PHOENIX — A forthcoming U.S. Supreme Court decision on Arizona's controversial immigration law — which some experts believe could uphold the most controversial aspects of the measure — won't end legal disputes on the matter and instead is likely to ignite renewed assaults by the law's opponents.
The court is evaluating the 2010 law on only the question of whether Arizona's attempt to fix its border problems is trumped by federal law. That means that opponents could still ask the courts to block enforcement of the law on other legal grounds.
For example, the high court isn't considering the possibility that racial profiling may arise from the law — because the Obama administration's lawsuit didn't challenge it on those grounds. The administration focused instead on whether federal law supersedes the state law, an issue known as "pre-emption."
"All the court is going to decide is the pre-emption issue," said Linton Joaquin, general counsel for the National Immigration Law Center, an advocacy group for low-income immigrants that's part of a coalition of opponents that filed a separate challenge. "But we think this law basically requires racial profiling by mandating that officers detain and investigate people that they have reasonable suspicions of being unauthorized."
The case was argued before the high court in April, and a ruling is expected by the end of June. Legal experts expect that the court likely will uphold Arizona's requirement that police check the immigration status of people they stop for other reasons; that provision was put on hold by a judge in July 2010 and hasn't yet been enforced. Less controversial parts of the law were allowed to take effect.

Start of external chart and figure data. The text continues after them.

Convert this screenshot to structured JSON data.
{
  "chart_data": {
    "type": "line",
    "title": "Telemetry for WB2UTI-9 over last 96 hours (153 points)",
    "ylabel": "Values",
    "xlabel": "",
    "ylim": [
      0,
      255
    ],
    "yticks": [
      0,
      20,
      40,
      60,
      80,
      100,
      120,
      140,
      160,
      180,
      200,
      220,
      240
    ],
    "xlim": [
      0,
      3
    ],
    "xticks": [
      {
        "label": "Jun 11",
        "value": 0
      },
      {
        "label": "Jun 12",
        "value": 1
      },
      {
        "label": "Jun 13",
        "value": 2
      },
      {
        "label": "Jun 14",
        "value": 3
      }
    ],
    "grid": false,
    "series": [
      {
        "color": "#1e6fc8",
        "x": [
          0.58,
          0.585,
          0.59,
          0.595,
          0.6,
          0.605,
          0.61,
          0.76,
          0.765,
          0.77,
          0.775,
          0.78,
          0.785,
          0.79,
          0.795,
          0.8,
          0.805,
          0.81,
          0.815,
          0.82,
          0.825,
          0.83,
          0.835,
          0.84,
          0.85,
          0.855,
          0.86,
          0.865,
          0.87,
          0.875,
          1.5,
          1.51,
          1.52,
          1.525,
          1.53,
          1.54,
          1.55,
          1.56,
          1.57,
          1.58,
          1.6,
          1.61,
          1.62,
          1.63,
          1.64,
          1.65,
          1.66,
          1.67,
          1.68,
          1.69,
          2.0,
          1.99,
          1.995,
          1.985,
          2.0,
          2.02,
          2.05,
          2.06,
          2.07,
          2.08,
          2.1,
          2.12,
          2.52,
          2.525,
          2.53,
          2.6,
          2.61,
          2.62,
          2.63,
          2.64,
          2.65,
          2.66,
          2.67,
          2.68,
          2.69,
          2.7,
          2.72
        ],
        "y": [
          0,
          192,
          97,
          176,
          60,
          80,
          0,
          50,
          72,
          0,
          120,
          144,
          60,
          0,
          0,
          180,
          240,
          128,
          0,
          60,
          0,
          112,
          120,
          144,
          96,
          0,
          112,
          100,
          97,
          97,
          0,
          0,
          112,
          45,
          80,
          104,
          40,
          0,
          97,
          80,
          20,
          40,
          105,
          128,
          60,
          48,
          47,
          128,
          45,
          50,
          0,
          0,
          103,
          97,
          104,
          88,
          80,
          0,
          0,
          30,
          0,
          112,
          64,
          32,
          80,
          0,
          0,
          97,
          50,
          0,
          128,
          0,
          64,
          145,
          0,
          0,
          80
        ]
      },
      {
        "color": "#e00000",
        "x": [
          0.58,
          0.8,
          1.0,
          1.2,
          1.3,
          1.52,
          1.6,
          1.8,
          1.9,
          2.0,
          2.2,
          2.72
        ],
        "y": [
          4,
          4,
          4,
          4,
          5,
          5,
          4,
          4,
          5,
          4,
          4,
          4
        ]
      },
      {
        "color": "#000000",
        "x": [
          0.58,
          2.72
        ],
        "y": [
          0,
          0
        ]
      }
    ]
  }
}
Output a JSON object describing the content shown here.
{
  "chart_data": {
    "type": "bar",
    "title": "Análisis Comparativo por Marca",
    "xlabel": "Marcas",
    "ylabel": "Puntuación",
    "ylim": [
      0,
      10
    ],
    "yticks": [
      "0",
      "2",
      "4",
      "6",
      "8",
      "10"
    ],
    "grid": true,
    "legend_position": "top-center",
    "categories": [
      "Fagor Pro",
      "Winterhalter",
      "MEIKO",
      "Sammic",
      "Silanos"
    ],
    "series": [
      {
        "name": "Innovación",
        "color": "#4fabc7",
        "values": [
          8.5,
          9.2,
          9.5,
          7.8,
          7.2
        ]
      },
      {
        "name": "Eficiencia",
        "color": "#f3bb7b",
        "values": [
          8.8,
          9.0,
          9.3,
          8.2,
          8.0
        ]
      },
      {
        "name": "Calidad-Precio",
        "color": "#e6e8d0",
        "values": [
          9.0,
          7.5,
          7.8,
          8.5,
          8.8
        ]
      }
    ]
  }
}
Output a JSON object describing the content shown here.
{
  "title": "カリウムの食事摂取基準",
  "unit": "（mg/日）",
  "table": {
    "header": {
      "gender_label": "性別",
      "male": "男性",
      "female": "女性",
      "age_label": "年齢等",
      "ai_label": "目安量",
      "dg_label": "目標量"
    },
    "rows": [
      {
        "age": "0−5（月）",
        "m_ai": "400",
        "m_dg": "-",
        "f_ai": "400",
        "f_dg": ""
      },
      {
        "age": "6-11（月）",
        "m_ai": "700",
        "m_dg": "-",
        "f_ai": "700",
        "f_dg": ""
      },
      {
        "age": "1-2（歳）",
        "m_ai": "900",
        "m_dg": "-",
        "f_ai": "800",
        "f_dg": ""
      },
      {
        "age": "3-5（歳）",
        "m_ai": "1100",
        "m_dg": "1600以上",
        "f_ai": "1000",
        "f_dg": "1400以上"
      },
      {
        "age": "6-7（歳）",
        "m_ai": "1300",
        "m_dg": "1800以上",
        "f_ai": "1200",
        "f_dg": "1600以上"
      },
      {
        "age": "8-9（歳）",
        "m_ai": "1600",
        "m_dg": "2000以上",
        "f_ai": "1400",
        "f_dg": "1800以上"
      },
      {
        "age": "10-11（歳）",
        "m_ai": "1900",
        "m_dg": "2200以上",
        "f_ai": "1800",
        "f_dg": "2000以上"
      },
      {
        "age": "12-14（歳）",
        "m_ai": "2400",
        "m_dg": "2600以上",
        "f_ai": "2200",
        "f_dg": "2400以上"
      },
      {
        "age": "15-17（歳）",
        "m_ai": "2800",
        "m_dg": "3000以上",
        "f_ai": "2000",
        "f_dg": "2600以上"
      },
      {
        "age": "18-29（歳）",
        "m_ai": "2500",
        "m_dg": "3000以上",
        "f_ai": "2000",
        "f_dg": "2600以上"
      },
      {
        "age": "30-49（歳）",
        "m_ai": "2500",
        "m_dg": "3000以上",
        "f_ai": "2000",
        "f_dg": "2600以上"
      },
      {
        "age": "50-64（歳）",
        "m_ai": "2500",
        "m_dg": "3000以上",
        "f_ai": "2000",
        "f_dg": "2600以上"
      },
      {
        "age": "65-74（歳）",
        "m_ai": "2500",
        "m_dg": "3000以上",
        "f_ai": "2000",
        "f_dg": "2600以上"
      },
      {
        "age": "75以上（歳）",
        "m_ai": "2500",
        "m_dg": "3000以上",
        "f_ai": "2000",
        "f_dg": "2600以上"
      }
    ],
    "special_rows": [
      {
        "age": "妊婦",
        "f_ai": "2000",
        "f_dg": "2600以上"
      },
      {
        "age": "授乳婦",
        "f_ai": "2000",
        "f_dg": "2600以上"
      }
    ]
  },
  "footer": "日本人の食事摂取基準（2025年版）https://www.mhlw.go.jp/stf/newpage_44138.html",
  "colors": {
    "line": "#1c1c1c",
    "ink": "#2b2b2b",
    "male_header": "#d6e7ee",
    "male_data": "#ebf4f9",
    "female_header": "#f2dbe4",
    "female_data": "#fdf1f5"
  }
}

A decision in favor of Arizona could clear the way for other states to enforce immigration-check requirements and create an opening for states to take a larger role in immigration enforcement after mostly staying out of it for decades and letting the federal government handle it alone.
If Arizona wins at the Supreme Court, opponents say they likely would go back to lower courts to seek injunctions on other grounds before any provisions that win approval from the Supreme Court take effect.
They also may ask the courts to block enforcement of the law's most controversial parts by arguing that the law requires police to extend the length of time of traffic stops beyond the permitted time.
"We are preparing for the next step in case of a bad decision," said Andre Segura, an attorney for the American Civil Liberties Union, which also is fighting the law in court.